As I've said and will keep saying: those most vocal about protecting the 'freedom' of domestic terrorists to terrorize are the ones most certain they'll never suffer from that terror.
Forcing your way into the capitol and taking over a police station are both illegal and should not be done. They both meet the formal definition of "violent insurrection" and they both happened over the last year. The media response has been asymmetrical.
Also, people are being excluded who have never called for violence. What "violent insurrection" was Discord suppressing by /r/WallStreetBets?

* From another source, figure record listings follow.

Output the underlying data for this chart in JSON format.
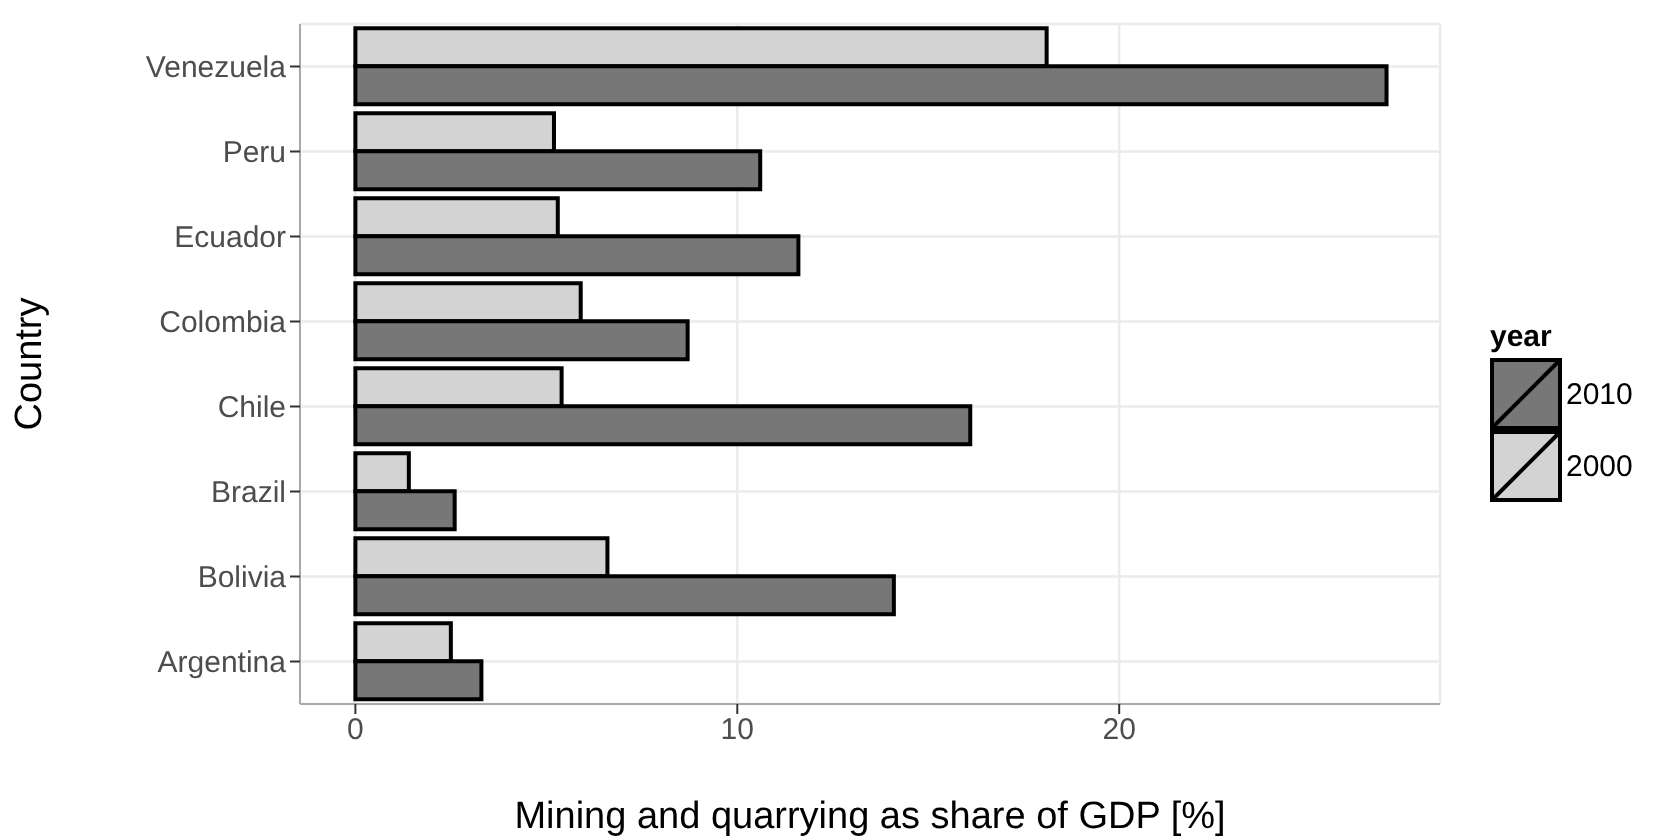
{
  "chart_data": {
    "type": "bar",
    "orientation": "horizontal",
    "xlabel": "Mining and quarrying as share of GDP [%]",
    "ylabel": "Country",
    "legend_title": "year",
    "legend": "right",
    "grid": true,
    "categories": [
      "Venezuela",
      "Peru",
      "Ecuador",
      "Colombia",
      "Chile",
      "Brazil",
      "Bolivia",
      "Argentina"
    ],
    "xlim": [
      -1.45,
      28.4
    ],
    "xticks": [
      0,
      10,
      20
    ],
    "series": [
      {
        "name": "2000",
        "color": "#d3d3d3",
        "values": [
          18.1,
          5.2,
          5.3,
          5.9,
          5.4,
          1.4,
          6.6,
          2.5
        ]
      },
      {
        "name": "2010",
        "color": "#777777",
        "values": [
          27.0,
          10.6,
          11.6,
          8.7,
          16.1,
          2.6,
          14.1,
          3.3
        ]
      }
    ]
  }
}
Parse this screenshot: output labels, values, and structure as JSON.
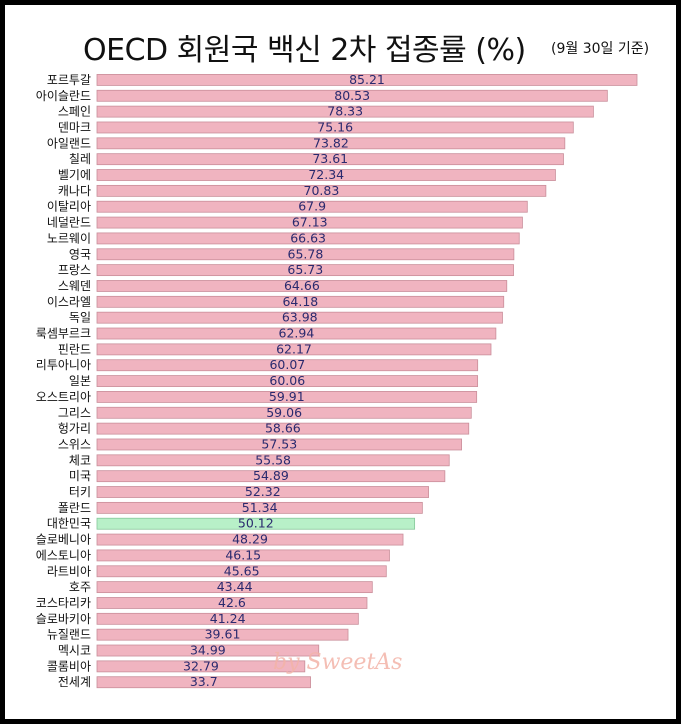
{
  "chart_data": {
    "type": "bar",
    "orientation": "horizontal",
    "title": "OECD 회원국 백신 2차 접종률 (%)",
    "subtitle": "(9월 30일 기준)",
    "xlim": [
      0,
      90
    ],
    "highlight": "대한민국",
    "colors": {
      "bar": "#f0b4c0",
      "bar_border": "#c98e9a",
      "highlight": "#b8f0c8",
      "highlight_border": "#86c79a"
    },
    "categories": [
      "포르투갈",
      "아이슬란드",
      "스페인",
      "덴마크",
      "아일랜드",
      "칠레",
      "벨기에",
      "캐나다",
      "이탈리아",
      "네덜란드",
      "노르웨이",
      "영국",
      "프랑스",
      "스웨덴",
      "이스라엘",
      "독일",
      "룩셈부르크",
      "핀란드",
      "리투아니아",
      "일본",
      "오스트리아",
      "그리스",
      "헝가리",
      "스위스",
      "체코",
      "미국",
      "터키",
      "폴란드",
      "대한민국",
      "슬로베니아",
      "에스토니아",
      "라트비아",
      "호주",
      "코스타리카",
      "슬로바키아",
      "뉴질랜드",
      "멕시코",
      "콜롬비아",
      "전세계"
    ],
    "values": [
      85.21,
      80.53,
      78.33,
      75.16,
      73.82,
      73.61,
      72.34,
      70.83,
      67.9,
      67.13,
      66.63,
      65.78,
      65.73,
      64.66,
      64.18,
      63.98,
      62.94,
      62.17,
      60.07,
      60.06,
      59.91,
      59.06,
      58.66,
      57.53,
      55.58,
      54.89,
      52.32,
      51.34,
      50.12,
      48.29,
      46.15,
      45.65,
      43.44,
      42.6,
      41.24,
      39.61,
      34.99,
      32.79,
      33.7
    ],
    "value_labels": [
      "85.21",
      "80.53",
      "78.33",
      "75.16",
      "73.82",
      "73.61",
      "72.34",
      "70.83",
      "67.9",
      "67.13",
      "66.63",
      "65.78",
      "65.73",
      "64.66",
      "64.18",
      "63.98",
      "62.94",
      "62.17",
      "60.07",
      "60.06",
      "59.91",
      "59.06",
      "58.66",
      "57.53",
      "55.58",
      "54.89",
      "52.32",
      "51.34",
      "50.12",
      "48.29",
      "46.15",
      "45.65",
      "43.44",
      "42.6",
      "41.24",
      "39.61",
      "34.99",
      "32.79",
      "33.7"
    ]
  },
  "watermark": "by SweetAs"
}
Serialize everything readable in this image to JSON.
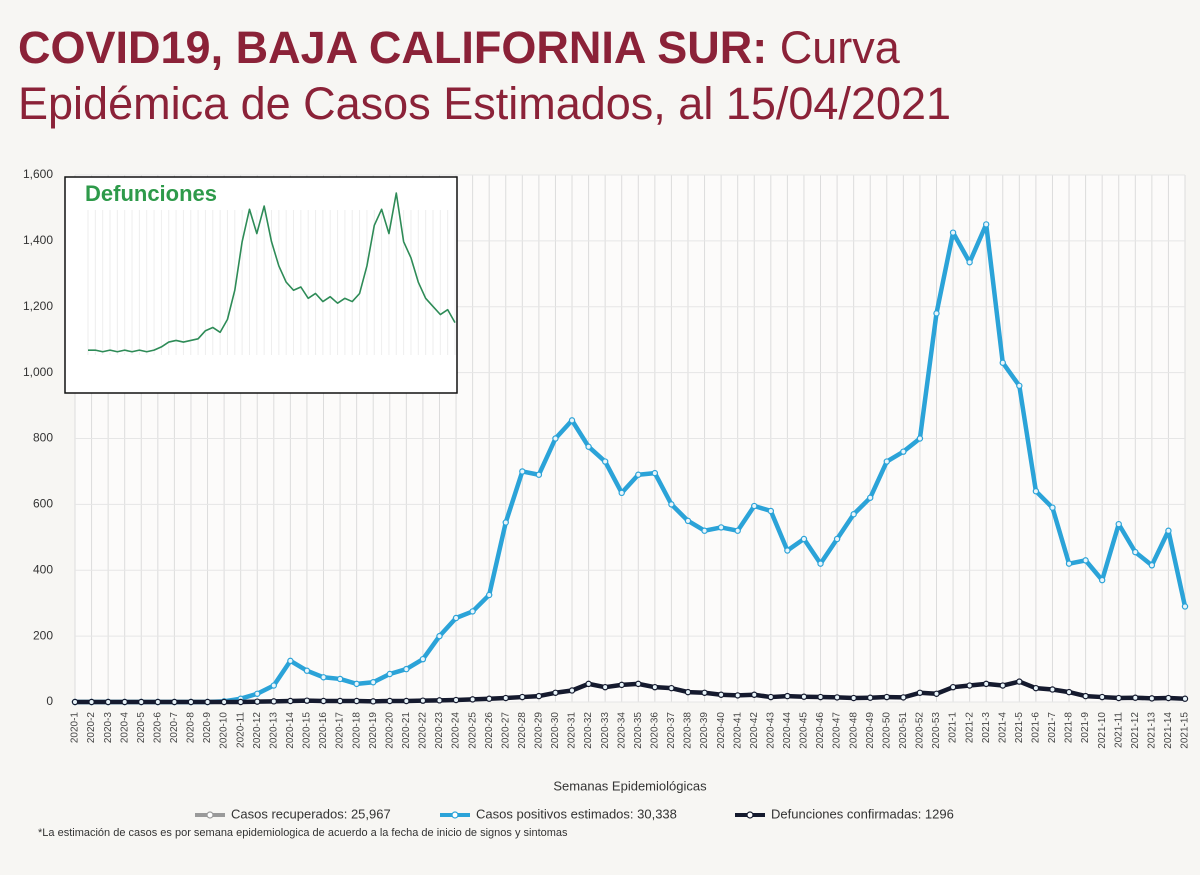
{
  "chart_data": [
    {
      "type": "line",
      "title_bold": "COVID19, BAJA CALIFORNIA SUR:",
      "title_rest": "Curva",
      "subtitle": "Epidémica de Casos Estimados, al 15/04/2021",
      "x_label": "Semanas Epidemiológicas",
      "footnote": "*La estimación de casos es por semana epidemiologica de acuerdo a la fecha de inicio de signos y sintomas",
      "categories": [
        "2020-1",
        "2020-2",
        "2020-3",
        "2020-4",
        "2020-5",
        "2020-6",
        "2020-7",
        "2020-8",
        "2020-9",
        "2020-10",
        "2020-11",
        "2020-12",
        "2020-13",
        "2020-14",
        "2020-15",
        "2020-16",
        "2020-17",
        "2020-18",
        "2020-19",
        "2020-20",
        "2020-21",
        "2020-22",
        "2020-23",
        "2020-24",
        "2020-25",
        "2020-26",
        "2020-27",
        "2020-28",
        "2020-29",
        "2020-30",
        "2020-31",
        "2020-32",
        "2020-33",
        "2020-34",
        "2020-35",
        "2020-36",
        "2020-37",
        "2020-38",
        "2020-39",
        "2020-40",
        "2020-41",
        "2020-42",
        "2020-43",
        "2020-44",
        "2020-45",
        "2020-46",
        "2020-47",
        "2020-48",
        "2020-49",
        "2020-50",
        "2020-51",
        "2020-52",
        "2020-53",
        "2021-1",
        "2021-2",
        "2021-3",
        "2021-4",
        "2021-5",
        "2021-6",
        "2021-7",
        "2021-8",
        "2021-9",
        "2021-10",
        "2021-11",
        "2021-12",
        "2021-13",
        "2021-14",
        "2021-15"
      ],
      "series": [
        {
          "name": "Casos recuperados: 25,967",
          "color": "#9a9a9a",
          "values": [
            null,
            null,
            null,
            null,
            null,
            null,
            null,
            null,
            null,
            null,
            null,
            null,
            null,
            null,
            null,
            null,
            null,
            null,
            null,
            null,
            null,
            null,
            null,
            null,
            null,
            null,
            null,
            null,
            null,
            null,
            null,
            null,
            null,
            null,
            null,
            null,
            null,
            null,
            null,
            null,
            null,
            null,
            null,
            null,
            null,
            null,
            null,
            null,
            null,
            null,
            null,
            null,
            null,
            null,
            null,
            null,
            null,
            null,
            null,
            null,
            null,
            null,
            null,
            null,
            null,
            null,
            null,
            null
          ]
        },
        {
          "name": "Casos positivos estimados: 30,338",
          "color": "#2ba3d8",
          "values": [
            0,
            0,
            0,
            0,
            0,
            0,
            0,
            0,
            0,
            2,
            10,
            25,
            50,
            125,
            95,
            75,
            70,
            55,
            60,
            85,
            100,
            130,
            200,
            255,
            275,
            325,
            545,
            700,
            690,
            800,
            855,
            775,
            730,
            635,
            690,
            695,
            600,
            550,
            520,
            530,
            520,
            595,
            580,
            460,
            495,
            420,
            495,
            570,
            620,
            730,
            760,
            800,
            1180,
            1425,
            1335,
            1450,
            1030,
            960,
            640,
            590,
            420,
            430,
            370,
            540,
            455,
            415,
            520,
            290
          ]
        },
        {
          "name": "Defunciones confirmadas: 1296",
          "color": "#151a2e",
          "values": [
            0,
            0,
            0,
            0,
            0,
            0,
            0,
            0,
            0,
            0,
            0,
            1,
            2,
            3,
            4,
            3,
            3,
            3,
            2,
            3,
            3,
            4,
            5,
            6,
            8,
            10,
            12,
            15,
            18,
            28,
            35,
            55,
            45,
            52,
            55,
            45,
            42,
            30,
            28,
            22,
            20,
            22,
            15,
            18,
            16,
            15,
            14,
            12,
            13,
            15,
            14,
            28,
            25,
            45,
            50,
            55,
            50,
            62,
            42,
            38,
            30,
            18,
            15,
            12,
            13,
            11,
            12,
            10
          ]
        }
      ],
      "ylim": [
        0,
        1600
      ],
      "yticks": [
        0,
        200,
        400,
        600,
        800,
        {
          "value": 1000,
          "label": "1,000"
        },
        {
          "value": 1200,
          "label": "1,200"
        },
        {
          "value": 1400,
          "label": "1,400"
        },
        {
          "value": 1600,
          "label": "1,600"
        }
      ],
      "grid": true
    },
    {
      "type": "line",
      "title": "Defunciones",
      "color": "#2e8b57",
      "values": [
        3,
        3,
        2,
        3,
        2,
        3,
        2,
        3,
        2,
        3,
        5,
        8,
        9,
        8,
        9,
        10,
        15,
        17,
        14,
        22,
        40,
        70,
        90,
        75,
        92,
        70,
        55,
        45,
        40,
        42,
        35,
        38,
        33,
        36,
        32,
        35,
        33,
        38,
        55,
        80,
        90,
        75,
        100,
        70,
        60,
        45,
        35,
        30,
        25,
        28,
        20
      ],
      "ylim": [
        0,
        105
      ]
    }
  ]
}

Because the point isn't to have no moderation, it's for the power of "moderation" not to be vested in a small number of oligarchs pressured by angry mobs spurred on by media companies with bad incentives to want to damage their political opponents and market competitors.
Also notice that you're using a web page delivered via HTTP over TCP/IP over Ethernet, resolved via DNS, secured via TLS etc. These are all standard protocols. But Facebook isn't one and that's at the root of the problem.
> If most of HN knows how to set up git and stand up a web server, why do most of use Github instead of running Gitlab on a home pc/laptop/RaspberryPi or rent a Digital Ocean vps?
The network effect.
> It's because "free & open protocols" weren't really the issue!
It's because "free & open protocols" are an important thing but not the only thing, and their importance relative to other things was until recently not under the spotlight.